This week I posted on Facebook how busy I was, which prompted Dad to suggest that the blog might suffer. Uh, no. I can cut a lot of corners in my life, but baking is something I almost need to do. When things get stressful--when you're contemplating a move to another country, when your child is getting ready to leave you again, when your client asks you if you could just completely rearrange a document within the next couple of hours--there's something soothing about turning butter, sugar, eggs, and flour into something completely different. So I baked this week. I waited until my most urgent project was finished, but I baked.
It was a very American cake this week. Fortunately, I bought my sweet potatoes from a different vendor this time, and they were the "normal" orange kind. I got one for the cake and one for me to eat for lunch--in Mississippi I would eat a sweet potato for lunch just about every day. Now it's an exotic treat. But hey, there are many, many food items to compensate for that. Unfortunately they're not quite as cheap and low-cal.
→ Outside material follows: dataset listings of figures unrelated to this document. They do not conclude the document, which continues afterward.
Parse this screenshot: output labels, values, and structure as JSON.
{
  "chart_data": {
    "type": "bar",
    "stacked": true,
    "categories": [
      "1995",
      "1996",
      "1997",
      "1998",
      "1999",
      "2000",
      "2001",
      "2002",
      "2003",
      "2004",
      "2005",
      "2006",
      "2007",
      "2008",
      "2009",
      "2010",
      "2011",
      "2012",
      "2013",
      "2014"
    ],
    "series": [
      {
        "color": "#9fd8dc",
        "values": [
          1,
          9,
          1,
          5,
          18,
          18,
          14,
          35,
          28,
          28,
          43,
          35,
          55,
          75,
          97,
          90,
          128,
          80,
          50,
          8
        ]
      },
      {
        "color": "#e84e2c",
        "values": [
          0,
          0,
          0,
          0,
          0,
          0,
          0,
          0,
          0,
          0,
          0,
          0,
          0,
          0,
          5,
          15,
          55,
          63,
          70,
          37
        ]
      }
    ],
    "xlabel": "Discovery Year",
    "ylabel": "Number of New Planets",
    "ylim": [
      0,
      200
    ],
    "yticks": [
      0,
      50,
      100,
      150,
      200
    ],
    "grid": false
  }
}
This is a good cake, though maybe not a great one. It's moist and dense and sweet and cinnamony, which are all good things, but there's nothing that made me go wow! And then there are the peanuts. Salted peanuts, like almond extract and Meyer's dark rum, are kind of a Maida Heatter signature ingredient. She likes them in banana bread, cookies, and in this cake. They go on the top and bottom of the cake and add some crunchiness and saltiness.
This did not go over well with my crew. We were all tasting our first slice when Sami said, "Ew! There's something salty in the cake!" The girls, meanwhile, carefully trimmed their crusts to avoid the peanuts as well--I think they objected to the texture more than the salt. Julia said that they looked pretty, though. I kind of liked them, but then again, I'm a salty-sweet-crunchy kind of girl. Ever had matzoh crack? I rest my case. And one of our friends who got a piece of this cake asked me to make it again months later.
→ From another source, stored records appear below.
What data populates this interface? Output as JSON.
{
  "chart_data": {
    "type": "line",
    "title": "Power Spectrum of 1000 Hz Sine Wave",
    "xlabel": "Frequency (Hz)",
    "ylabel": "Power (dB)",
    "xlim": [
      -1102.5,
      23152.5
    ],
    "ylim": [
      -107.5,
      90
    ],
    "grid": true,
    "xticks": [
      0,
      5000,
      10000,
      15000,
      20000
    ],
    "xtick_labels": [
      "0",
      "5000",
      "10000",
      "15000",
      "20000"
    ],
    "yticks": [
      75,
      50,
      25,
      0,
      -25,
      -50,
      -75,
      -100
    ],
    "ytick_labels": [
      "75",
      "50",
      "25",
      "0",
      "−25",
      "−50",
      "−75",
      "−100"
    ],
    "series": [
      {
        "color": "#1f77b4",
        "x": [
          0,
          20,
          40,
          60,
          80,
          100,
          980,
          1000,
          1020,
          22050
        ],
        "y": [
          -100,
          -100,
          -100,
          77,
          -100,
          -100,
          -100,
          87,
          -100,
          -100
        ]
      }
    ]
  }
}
Here's the recipe. If you like a moist, dense, sweet, cinnamony cake with a salty, crunchy exterior, go for it!
Sweet Potato Pound Cake
2/3 c. (3.2 oz.) salted peanuts, chopped very fine, divided (I imagine pecans would be good here--or even cashews)
8 oz. (2 sticks) butter
2 t. baking powder
1 t. baking soda
1 t. cinnamon
3/4 t. nutmeg
1/4 t. salt
1 t. vanilla
1 scant cup (6.5 oz.) sugar
1 scant cup (6.5 oz.) brown sugar
4 large eggs
10 oz. cooked sweet potatoes (preferably baked/microwaved), peeled and mashed
3 c. (12 oz.) sifted flour
Heat the oven to 350. Butter a Bundt pan and sprinkle in half of the peanuts. Swirl and tap them around to coat the pan; leave any remnants in the bottom of the pan.
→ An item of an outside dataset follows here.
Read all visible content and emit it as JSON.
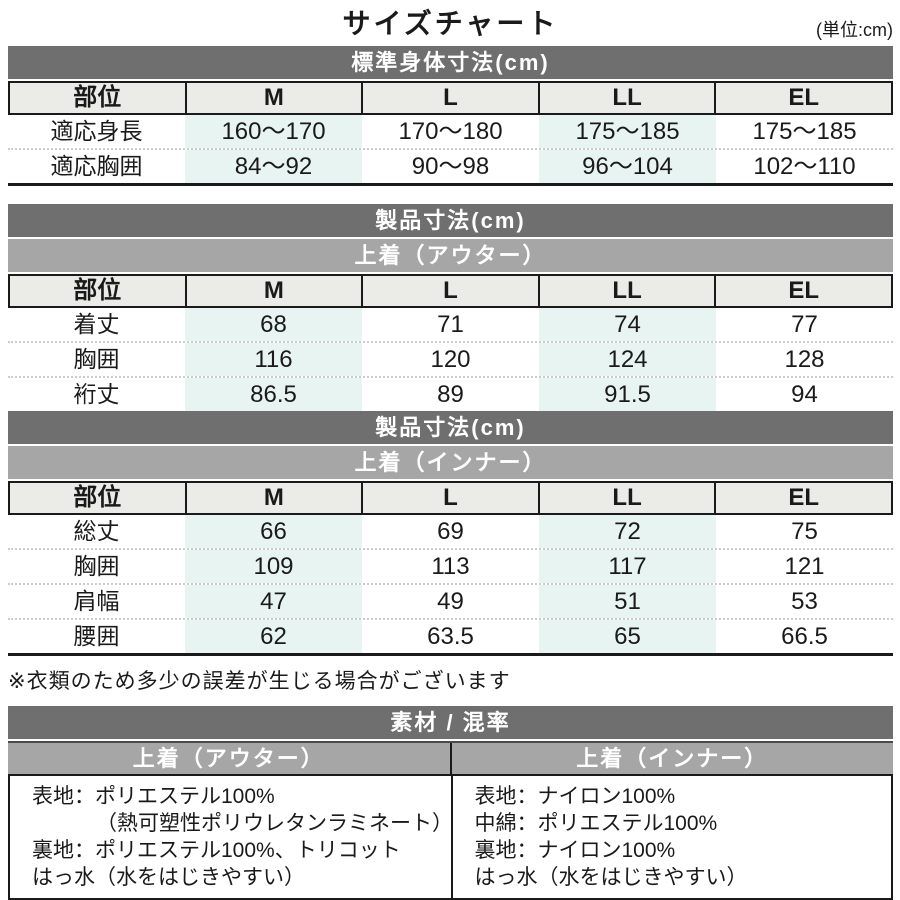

Cream the butter with the baking powder, baking soda, cinnamon, nutmeg, and salt until nice and fluffy. Add the vanilla and then gradually add the sugars, beating about 5 minutes until light and fluffy. Then add the eggs one at a time, beating a minute or so after each addition. If you're using a hand mixer, your arm should be getting a pretty good workout. Now add the mashed sweet potatoes and beat until they're incorporated. Finally, mix in the flour on low speed just until it's incorporated. Pour the batter into the peanut-crusted pan and sprinkle it with the remaining peanuts. Now put the pan in the oven and let it bake for 1 hour and 15 minutes (check it after an hour--mine was done after only 1 hour). Cool on a rack for 15 minutes and then unmold onto a plate or another rack. Enjoy warm or room temperature. Julia highly recommends microwaving slices of cake on the next day.